Opened 18 months ago

Last modified 3 months ago

#35442 assigned Bug

N+1 queries from RelatedManager + only("pk")

Reported by: REGNIER Guillaume Owned by: Rish
Component: Database layer (models, ORM) Version: 4.2
Severity: Normal Keywords:
Cc: Simon Charette Triage Stage: Accepted
Has patch: no Needs documentation: no
Needs tests: no Patch needs improvement: no
Easy pickings: no UI/UX: no

Description

When iterating over a queryset constructed from a RelatedManager and a .only(...) call that does not include the related field, a query occurs when instances are produced from the queryset.

Steps to Reproduce:

class Company(models.Model):
    pass

class Employee(models.Model):
    company = models.ForeignKey(Company, on_delete=models.CASCADE, related_name="employees")
company = Company.objects.create()
Employee.objects.bulk_create(Employee(company=company) for _ in range(10))

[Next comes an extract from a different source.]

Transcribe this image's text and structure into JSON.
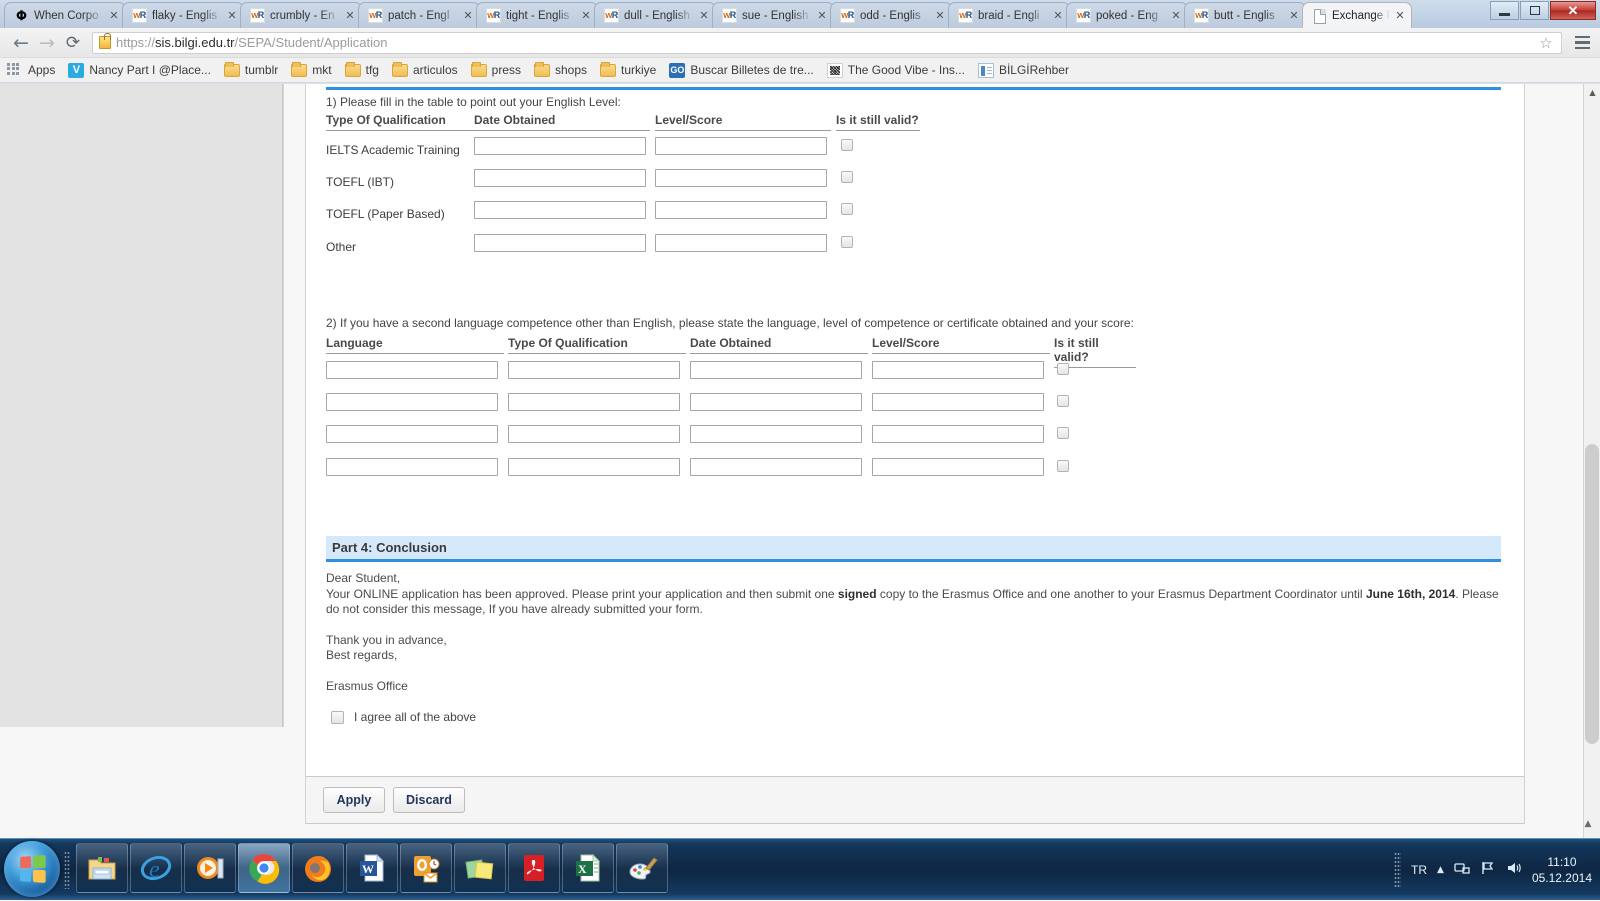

for employee in company.employees.only("pk"):
    # Some code that only access pk
    _ = employee.pk

Expected Behavior:

One query like

SELECT "employee"."id" FROM "employee" WHERE "employee"."company_id" = {COMPANY_ID}

Actual Behavior:

10 additional queries like:

SELECT "employee"."id", "employee"."company_id" FROM "employee" WHERE "employee"."id" = {EMPLOYEE_ID}

Analysis:

My understanding is that there is an optimization that fills the parent model on related instances without needing additional SQL join/query. However, when only a subset of fields is selected (in this case, only the primary key), the parent ID might not be loaded from the database, resulting in additional queries to perform said optimization.

Workaround:

company = Company.objects.create()
Employee.objects.bulk_create(Employee(company=company) for _ in range(10))

for employee in Employee.objects.filter(company=company).only("pk"):
    # Some code that only access pk
    _ = employee.pk

Change History (14)

comment:1 by Simon Charette, 18 months ago

This relates to #20927, #18177, and at least another ticket that asked for "company_id" to be implicitly included in the only call that I just can't find anymore.

I think we should try to resolve that in a different way and a potential solution could be something like

  • django/db/models/query.py

    diff --git a/django/db/models/query.py b/django/db/models/query.py
    index cb5c63c0d1..9390d2242d 100644
    a b def __iter__(self):  
    119119                ),
    120120            )
    121121            for field, related_objs in queryset._known_related_objects.items()
     122            # if not is_deferred(field)
    122123        ]
    123124        for row in compiler.results_iter(results):
    124125            obj = model_cls.from_db(

But in order to work properly it would require a refactor of known_related_objects as the current approach is naive wrt/ to how it namespace related objects by field as the same model field can be included multiple times in the the same queryset (e.g. see #35356)

Last edited 18 months ago by Natalia Bidart (previous) (diff)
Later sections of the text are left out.